The insult over not being included in a 2015 Vanity Fair profile of late-night’s newcomers — all of them men — only appeared to invigorate Bee’s ferocity. She came out swinging in the February debut of “Full Frontal” and hasn’t pulled back since. During Monday night’s show she even joked that conservatives who only read about her show think of her as “an ultra-liberal harpy paid by Killary to crap on everything decent in America.”
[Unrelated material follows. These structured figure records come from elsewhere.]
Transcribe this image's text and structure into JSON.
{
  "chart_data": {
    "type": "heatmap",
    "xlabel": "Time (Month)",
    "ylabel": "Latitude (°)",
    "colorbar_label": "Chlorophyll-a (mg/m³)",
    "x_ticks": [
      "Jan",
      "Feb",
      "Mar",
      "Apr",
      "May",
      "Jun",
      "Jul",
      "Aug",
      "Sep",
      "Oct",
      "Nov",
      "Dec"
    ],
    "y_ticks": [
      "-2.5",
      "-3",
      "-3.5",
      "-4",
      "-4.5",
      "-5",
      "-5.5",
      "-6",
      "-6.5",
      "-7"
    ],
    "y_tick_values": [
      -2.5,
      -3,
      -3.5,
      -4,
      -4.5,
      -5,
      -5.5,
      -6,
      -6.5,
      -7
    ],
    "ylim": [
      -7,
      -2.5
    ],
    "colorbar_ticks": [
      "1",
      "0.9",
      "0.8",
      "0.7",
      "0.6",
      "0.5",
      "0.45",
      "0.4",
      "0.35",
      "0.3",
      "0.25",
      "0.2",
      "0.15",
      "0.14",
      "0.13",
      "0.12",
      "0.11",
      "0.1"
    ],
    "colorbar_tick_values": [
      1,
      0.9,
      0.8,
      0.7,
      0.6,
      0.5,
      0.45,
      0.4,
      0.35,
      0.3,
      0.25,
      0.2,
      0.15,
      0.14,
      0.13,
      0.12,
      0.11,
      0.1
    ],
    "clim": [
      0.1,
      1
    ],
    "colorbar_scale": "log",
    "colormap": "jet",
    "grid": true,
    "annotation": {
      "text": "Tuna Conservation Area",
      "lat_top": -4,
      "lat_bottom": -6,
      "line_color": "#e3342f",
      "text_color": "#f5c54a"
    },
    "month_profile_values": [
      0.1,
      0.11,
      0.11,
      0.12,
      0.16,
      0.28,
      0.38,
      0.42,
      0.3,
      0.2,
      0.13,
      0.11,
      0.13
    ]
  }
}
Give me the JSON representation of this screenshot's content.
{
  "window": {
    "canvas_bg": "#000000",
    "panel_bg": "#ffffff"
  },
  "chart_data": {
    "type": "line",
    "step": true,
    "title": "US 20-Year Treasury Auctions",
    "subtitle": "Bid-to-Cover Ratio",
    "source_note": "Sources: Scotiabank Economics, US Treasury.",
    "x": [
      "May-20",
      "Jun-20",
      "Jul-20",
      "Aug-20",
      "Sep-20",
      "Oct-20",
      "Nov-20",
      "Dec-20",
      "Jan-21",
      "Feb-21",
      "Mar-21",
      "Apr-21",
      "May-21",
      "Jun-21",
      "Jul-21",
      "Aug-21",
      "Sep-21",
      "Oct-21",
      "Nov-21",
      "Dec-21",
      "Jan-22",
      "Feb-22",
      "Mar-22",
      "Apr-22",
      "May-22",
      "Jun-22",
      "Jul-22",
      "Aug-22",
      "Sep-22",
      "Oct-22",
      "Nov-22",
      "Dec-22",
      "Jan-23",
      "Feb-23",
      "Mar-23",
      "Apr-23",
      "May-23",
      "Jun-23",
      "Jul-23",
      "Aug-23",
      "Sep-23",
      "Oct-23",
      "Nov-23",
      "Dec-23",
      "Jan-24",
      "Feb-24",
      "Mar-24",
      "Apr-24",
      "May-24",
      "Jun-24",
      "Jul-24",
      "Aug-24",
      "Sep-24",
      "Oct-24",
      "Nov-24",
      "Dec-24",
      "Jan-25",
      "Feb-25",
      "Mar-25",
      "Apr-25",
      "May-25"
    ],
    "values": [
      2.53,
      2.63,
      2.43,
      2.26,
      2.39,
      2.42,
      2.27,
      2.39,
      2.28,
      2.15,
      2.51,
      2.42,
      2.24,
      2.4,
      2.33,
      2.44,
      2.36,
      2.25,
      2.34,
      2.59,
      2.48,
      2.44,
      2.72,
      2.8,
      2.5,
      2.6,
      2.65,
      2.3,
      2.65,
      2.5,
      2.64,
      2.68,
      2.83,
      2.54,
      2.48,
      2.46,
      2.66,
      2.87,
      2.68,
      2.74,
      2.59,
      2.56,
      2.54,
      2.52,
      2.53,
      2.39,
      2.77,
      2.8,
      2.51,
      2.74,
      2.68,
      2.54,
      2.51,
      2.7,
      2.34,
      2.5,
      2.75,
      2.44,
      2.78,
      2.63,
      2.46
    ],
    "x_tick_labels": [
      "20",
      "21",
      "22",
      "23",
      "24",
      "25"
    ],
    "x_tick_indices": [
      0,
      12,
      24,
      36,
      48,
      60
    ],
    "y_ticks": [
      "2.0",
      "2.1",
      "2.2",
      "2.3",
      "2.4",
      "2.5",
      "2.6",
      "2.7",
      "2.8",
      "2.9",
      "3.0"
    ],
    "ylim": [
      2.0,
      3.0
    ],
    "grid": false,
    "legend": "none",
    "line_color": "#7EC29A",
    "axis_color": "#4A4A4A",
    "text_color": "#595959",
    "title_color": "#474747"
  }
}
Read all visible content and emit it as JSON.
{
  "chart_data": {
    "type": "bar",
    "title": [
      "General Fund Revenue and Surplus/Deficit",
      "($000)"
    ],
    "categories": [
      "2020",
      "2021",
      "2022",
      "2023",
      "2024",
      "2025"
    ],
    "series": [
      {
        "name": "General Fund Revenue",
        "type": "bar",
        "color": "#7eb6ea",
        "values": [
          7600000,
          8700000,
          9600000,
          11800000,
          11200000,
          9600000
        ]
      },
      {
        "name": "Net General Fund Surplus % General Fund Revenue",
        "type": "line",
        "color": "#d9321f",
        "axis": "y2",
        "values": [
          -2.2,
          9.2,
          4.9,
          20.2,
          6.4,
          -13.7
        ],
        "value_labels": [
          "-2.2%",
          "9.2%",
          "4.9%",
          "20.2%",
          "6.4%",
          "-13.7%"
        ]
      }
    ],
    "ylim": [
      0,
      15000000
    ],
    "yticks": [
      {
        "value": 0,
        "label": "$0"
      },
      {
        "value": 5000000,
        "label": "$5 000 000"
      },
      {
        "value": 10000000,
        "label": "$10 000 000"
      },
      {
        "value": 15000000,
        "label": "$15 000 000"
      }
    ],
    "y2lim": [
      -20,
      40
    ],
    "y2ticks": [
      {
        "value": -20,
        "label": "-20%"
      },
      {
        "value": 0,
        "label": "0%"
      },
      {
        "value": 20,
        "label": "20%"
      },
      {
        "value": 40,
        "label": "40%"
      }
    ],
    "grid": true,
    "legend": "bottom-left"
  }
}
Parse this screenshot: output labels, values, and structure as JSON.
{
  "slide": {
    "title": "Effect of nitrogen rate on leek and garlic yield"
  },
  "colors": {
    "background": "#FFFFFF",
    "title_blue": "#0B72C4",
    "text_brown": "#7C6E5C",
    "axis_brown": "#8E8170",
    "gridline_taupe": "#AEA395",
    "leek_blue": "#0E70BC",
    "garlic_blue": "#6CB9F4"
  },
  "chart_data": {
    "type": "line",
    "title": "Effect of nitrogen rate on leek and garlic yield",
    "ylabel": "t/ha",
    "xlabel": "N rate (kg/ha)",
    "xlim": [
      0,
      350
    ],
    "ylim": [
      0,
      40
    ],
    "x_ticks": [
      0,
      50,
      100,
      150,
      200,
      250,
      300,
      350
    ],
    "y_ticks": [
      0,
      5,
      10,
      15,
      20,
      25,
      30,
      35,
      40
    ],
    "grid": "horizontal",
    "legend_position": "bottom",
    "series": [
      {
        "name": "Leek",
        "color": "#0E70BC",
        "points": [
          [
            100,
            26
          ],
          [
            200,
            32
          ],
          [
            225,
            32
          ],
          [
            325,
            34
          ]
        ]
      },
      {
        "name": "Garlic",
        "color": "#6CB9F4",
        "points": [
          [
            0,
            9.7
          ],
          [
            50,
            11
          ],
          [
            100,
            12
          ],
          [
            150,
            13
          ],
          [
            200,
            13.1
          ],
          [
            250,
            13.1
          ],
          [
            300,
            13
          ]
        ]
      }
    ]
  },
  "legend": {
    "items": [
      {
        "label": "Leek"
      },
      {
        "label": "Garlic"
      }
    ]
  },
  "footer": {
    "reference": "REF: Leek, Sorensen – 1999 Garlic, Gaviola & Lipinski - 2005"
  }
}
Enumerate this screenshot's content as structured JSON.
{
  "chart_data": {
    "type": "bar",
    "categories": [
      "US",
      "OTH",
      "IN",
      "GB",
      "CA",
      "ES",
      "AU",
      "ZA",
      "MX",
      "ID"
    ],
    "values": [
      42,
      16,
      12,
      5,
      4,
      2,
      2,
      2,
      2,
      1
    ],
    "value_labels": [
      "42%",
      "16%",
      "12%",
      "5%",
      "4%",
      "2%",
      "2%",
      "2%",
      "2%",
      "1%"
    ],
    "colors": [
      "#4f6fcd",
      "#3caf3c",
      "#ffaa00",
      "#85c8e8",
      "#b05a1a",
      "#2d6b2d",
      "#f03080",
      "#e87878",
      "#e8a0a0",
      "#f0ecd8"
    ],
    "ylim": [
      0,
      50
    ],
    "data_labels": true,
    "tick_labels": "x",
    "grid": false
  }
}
Moving the nation’s political conversation forward, whether in the realm of punditry or satire, is going to require a level of reason that defies partisan rancor. By ending 2016 with this odd observation that 2017 is going to lead to many alliances between strange bedfellows, Bee has telegraphed that we should perhaps expect a different if still mordant brand of humor when she returns.
It must be said that Bee’s fiery indignation in 2016 was welcome and justified; how else did we expect her to filter through a year that infuriated so many and on multiple fronts? And who else was calling out the sexist double standards at work in the media's coverage and parsing of the presidential campaign? Also, those condemning Bee’s alleged shrillness may want to examine what role misogyny plays in their assessments. If you’re not calling out John Oliver for employing similarly scathing humor in his HBO program, check yourself.
But the challenge for Bee and Oliver and “The Daily Show with Trevor Noah,” and every other satirist and pundit employing actual journalism to inform their work, will be to find a way to retain their necessary comedic edge while speaking to the broadest relevant truths.
That doesn’t mean Bee and Beck shouldn’t stop being catastrophists. If ever there were a time to sound alarm bells and awaken sleeping viewers to a renewed level of vigilance, it is now. And if bringing disparate sides to the table requires chewing on a some funny-tasting, tough-to-swallow peace offerings along the way, so be it.